Way back in the early 1980’s we organised a trip from our Church to Blackpool for the young people and we learned in the process of preparation that when you take young people to Blackpool an important feature of the day had to include a visit to the pleasure beach.
All these years on, I can’t remember exactly what had happened, but I managed to get separated from the rest of our group and unfortnuately I wasn’t wearing my watch. Trying to find a group of teenagers in Blackpool Pleasure Beach was an almost impossible task and I’m sure that you can imagine my relief when I saw a group of familiar teenagers in a queue and they seemed just as pleased to see me. Before I knew what was happening I was heading through a turnstyle and paying for a ride, it was only when I was sitting in a car thet I learned that I was on the Grand National roller coaster. By today’s standards the Grand National is pretty tame, but I am no lover of big dippers and tried to put on a brave face.
Checking on Wikipedia I learn that the ride lasts approximately two minutes and twenty seconds and the cars travel at around forty miles per hour. These were the longest two and a half minutes of my life, I was terrified and big man that I try to be, I put on the best show possible that I was loving the experience. In truth, I was sure that I was going to die and this was made even worse because I knew that I was responsible for the group of young folk who looked to be genuinely having a brilliant time, screaming, laughing and waving their hands in the air. There was one thing that kept me going throughout the whole experience and that was that in a short while the thing would come to an end. I was concerned that as I alighted the car that my legs would turn to jelly and I would end up on my knees.
I have only been daft enough to go on one other roller coaster in the next forty odd years and being a loving parent, I took my daughters on Thunder Mountain in Disneyland Paris. I hated it and vowed never again.
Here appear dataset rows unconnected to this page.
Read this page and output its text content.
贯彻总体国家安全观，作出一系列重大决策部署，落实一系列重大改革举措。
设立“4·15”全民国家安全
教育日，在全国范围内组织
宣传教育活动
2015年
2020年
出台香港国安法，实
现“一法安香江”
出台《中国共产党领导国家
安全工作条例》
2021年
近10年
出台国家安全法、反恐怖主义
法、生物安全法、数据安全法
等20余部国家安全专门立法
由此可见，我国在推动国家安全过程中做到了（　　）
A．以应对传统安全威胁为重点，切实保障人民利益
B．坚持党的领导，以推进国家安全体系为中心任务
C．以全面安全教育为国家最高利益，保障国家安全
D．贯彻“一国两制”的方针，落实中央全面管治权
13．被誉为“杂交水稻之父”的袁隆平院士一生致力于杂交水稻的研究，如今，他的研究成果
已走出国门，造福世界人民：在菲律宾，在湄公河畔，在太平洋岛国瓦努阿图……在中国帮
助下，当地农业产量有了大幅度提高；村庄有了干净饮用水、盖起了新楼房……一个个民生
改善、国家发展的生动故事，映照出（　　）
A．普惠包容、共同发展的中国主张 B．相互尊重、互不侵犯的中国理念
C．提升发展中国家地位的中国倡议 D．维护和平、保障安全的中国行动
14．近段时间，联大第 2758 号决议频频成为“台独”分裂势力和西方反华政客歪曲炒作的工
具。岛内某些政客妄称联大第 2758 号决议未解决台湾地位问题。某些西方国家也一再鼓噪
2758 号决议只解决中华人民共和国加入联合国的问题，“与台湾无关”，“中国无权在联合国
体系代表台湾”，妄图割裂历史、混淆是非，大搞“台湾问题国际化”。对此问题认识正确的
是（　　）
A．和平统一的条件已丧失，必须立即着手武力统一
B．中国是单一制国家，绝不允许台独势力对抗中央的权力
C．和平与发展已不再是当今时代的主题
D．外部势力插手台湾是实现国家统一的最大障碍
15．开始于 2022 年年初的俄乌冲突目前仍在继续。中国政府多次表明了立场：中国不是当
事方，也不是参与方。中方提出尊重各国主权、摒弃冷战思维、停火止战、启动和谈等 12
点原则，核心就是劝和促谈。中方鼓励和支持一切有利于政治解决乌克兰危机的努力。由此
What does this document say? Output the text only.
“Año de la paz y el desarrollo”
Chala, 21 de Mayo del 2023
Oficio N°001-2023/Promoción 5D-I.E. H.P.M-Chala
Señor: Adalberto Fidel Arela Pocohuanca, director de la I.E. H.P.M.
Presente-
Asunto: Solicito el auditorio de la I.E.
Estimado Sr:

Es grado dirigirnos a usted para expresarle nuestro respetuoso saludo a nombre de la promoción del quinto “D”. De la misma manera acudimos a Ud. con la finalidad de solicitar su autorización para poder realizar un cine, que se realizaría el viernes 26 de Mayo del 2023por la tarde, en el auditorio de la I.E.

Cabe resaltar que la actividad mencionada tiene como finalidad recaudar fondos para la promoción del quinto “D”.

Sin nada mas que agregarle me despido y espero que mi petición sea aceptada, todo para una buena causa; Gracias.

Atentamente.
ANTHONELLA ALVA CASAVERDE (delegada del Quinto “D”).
In these weeks leading up to Easter in the Christian tradition, we try to re-live the events leading up to the Easter story and this Sunday is often referred to as “Passion Sunday” next week we will mark the triumpal entry of Jesus and his group of disciples into the city of Jerusalem and the beginning of the events that led up to his crucixion. I believe that as Jesus travelled to Jerusalem with his disciples, he knew what was ahead of him, what danger he was facing. My fear of being on a roller coaster was as nothing compared to what he was facing. We often refer to difficult times in our life as it being a roller coaster ride.
Around the world today there are people living with real fear and on this passion Sunday the jouney of the next two weeks is very real for them. We think of people whose lives have been impacted by wars, not only in places like the Middle East and Ukraine, but it is believed that there are over a hundred armed conflicts in the world with around 110 milion people displaced because of war. We remember the Meningitis B scare in Kent, we might well all know people who are finding life difficult today because of bereavement, illness, poverty and a host of other issues.